La proposta delle canzoni in gara prosegue sulla scia dell’eclettismo discografico degli ultimi tempi: fenomeni da talent, giovani tra indie e rap per la quota “alternativa”, cantautori più raffinati e grandi classici della musica leggera per il pubblico più maturo. E in questo eclettismo si spazia, qualitativamente, dal pezzo di Morgan e Bugo, con un grande attacco di tastiera e un bel mix tra melodia accattivante, personalità sghemba e anti-convenzionale degli interpreti, musica trascinante, a quello di Alberto Urso, finto tenore pop dai suoni arcaici e brutti ma dal faccino che piace a figlie e mamme, una delle cose peggiori mai partorite dalla fucina di Maria De Filippi. In mezzo le cose migliori sono sembrate il pezzo dance di Elodie, scritto da Mahmood, prodotto e cantato con classe; la sfrontatezza di Achille Lauro, vero showman della serata, che si spoglia e si mostra in quasi canotta con paillettes, tatuaggi in mostra e andamento strafottente in quel rock scazzato che 40 anni fa portò Vasco Rossi al successo; il crossover (in ritardissimo, ma meglio di nulla) di Anastasio, con chitarra elettrica e barre rappate, a dare ritmo e tensione; Raphael Gualazzi che anziché traccheggiare jazzando come Cammariere o Mario Biondi, aggredisce il pianoforte e l’umorismo divertendo il pubblico.
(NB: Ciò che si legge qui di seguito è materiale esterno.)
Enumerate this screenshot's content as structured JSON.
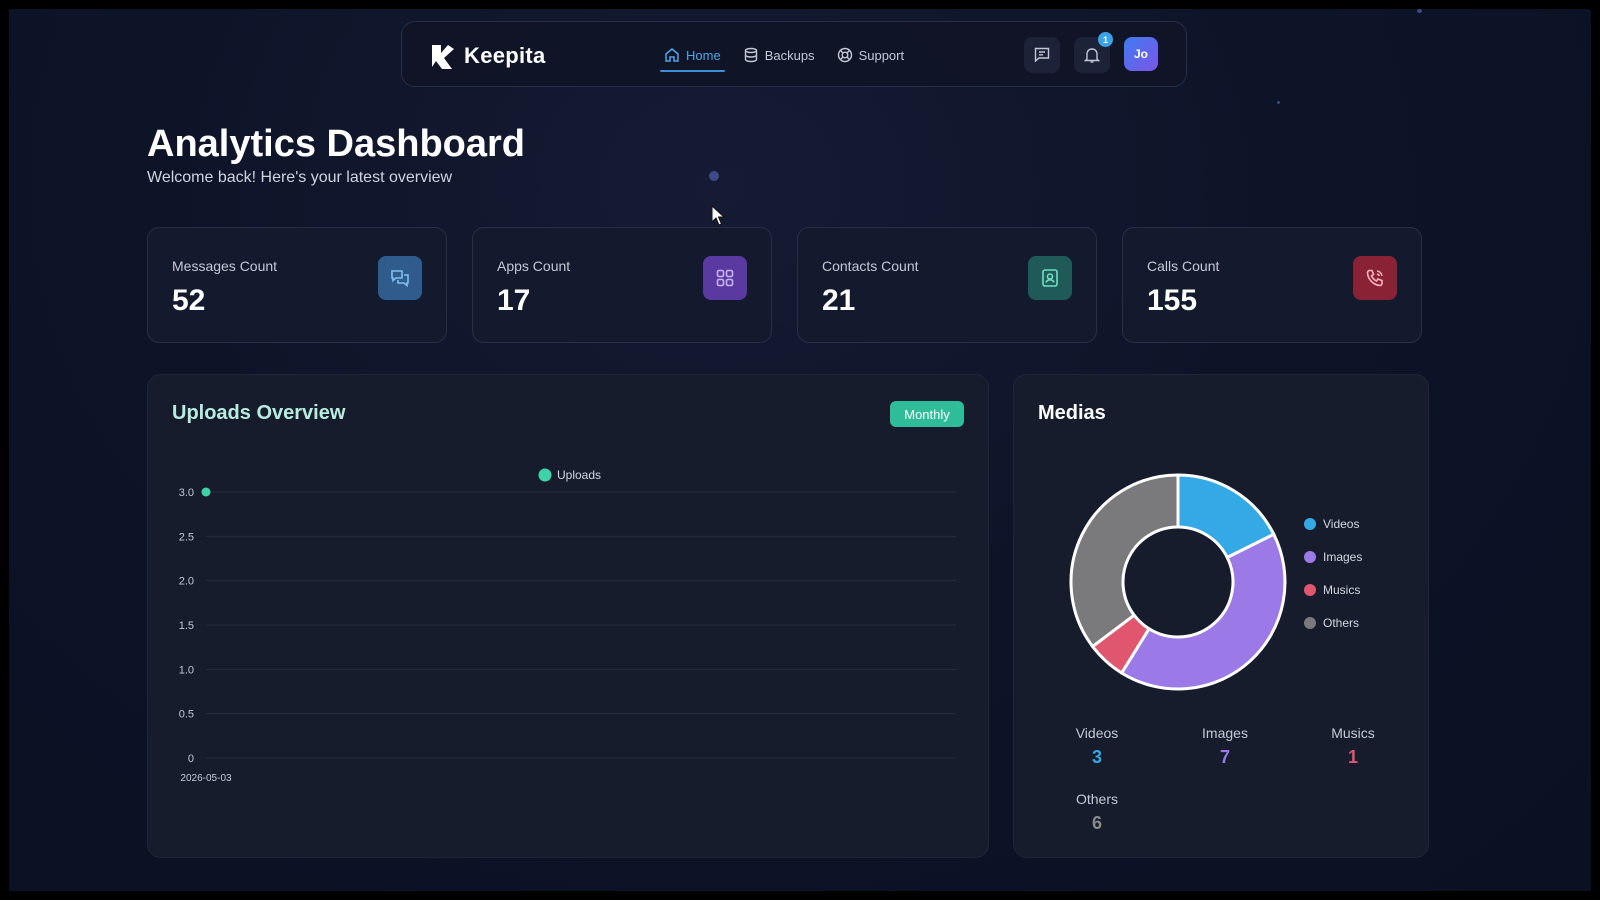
{
  "app": {
    "name": "Keepita"
  },
  "nav": {
    "links": [
      {
        "label": "Home",
        "icon": "home-icon",
        "active": true
      },
      {
        "label": "Backups",
        "icon": "database-icon",
        "active": false
      },
      {
        "label": "Support",
        "icon": "lifebuoy-icon",
        "active": false
      }
    ],
    "notification_count": "1",
    "avatar_initials": "Jo"
  },
  "header": {
    "title": "Analytics Dashboard",
    "subtitle": "Welcome back! Here's your latest overview"
  },
  "stats": [
    {
      "label": "Messages Count",
      "value": "52",
      "icon": "chat-icon",
      "color": "#2f5c8c"
    },
    {
      "label": "Apps Count",
      "value": "17",
      "icon": "apps-grid-icon",
      "color": "#5a3aa0"
    },
    {
      "label": "Contacts Count",
      "value": "21",
      "icon": "contact-icon",
      "color": "#1f5a58"
    },
    {
      "label": "Calls Count",
      "value": "155",
      "icon": "phone-icon",
      "color": "#8a2236"
    }
  ],
  "uploads": {
    "title": "Uploads Overview",
    "period_button": "Monthly"
  },
  "medias": {
    "title": "Medias",
    "items": [
      {
        "label": "Videos",
        "value": "3",
        "color": "#35a8e6"
      },
      {
        "label": "Images",
        "value": "7",
        "color": "#9b7ae8"
      },
      {
        "label": "Musics",
        "value": "1",
        "color": "#e0566f"
      },
      {
        "label": "Others",
        "value": "6",
        "color": "#7a7a7c"
      }
    ]
  },
  "chart_data": [
    {
      "type": "line",
      "x": [
        "2026-05-03"
      ],
      "series": [
        {
          "name": "Uploads",
          "values": [
            3
          ],
          "color": "#3fd1a8"
        }
      ],
      "ylim": [
        0,
        3
      ],
      "yticks": [
        "0",
        "0.5",
        "1.0",
        "1.5",
        "2.0",
        "2.5",
        "3.0"
      ],
      "grid": true,
      "legend": "top-center"
    },
    {
      "type": "pie",
      "donut": true,
      "categories": [
        "Videos",
        "Images",
        "Musics",
        "Others"
      ],
      "values": [
        3,
        7,
        1,
        6
      ],
      "colors": [
        "#35a8e6",
        "#9b7ae8",
        "#e0566f",
        "#7a7a7c"
      ],
      "legend": "right"
    }
  ]
}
Sorprende la carica rockeggiante di Rita Pavone, che dimostra che si può invecchiare bene, o perlomeno cercando di non mummificarsi, a differenza di quanto si prova con Al Bano e Romina che replicano la reunion e il medley di qualche anno fa e portano anche un temibile nuovo pezzo, scritto da Malgioglio. Speriamo che i Ricchi e poveri al completo sappiano fare di meglio (contando poi sul talento di Massimo Ranieri che canterà assieme a Ferro).

Per ora abbiamo un festival di tradizione con tre o quattro mostrine di impegno sociale e civile: possiamo accontentarci?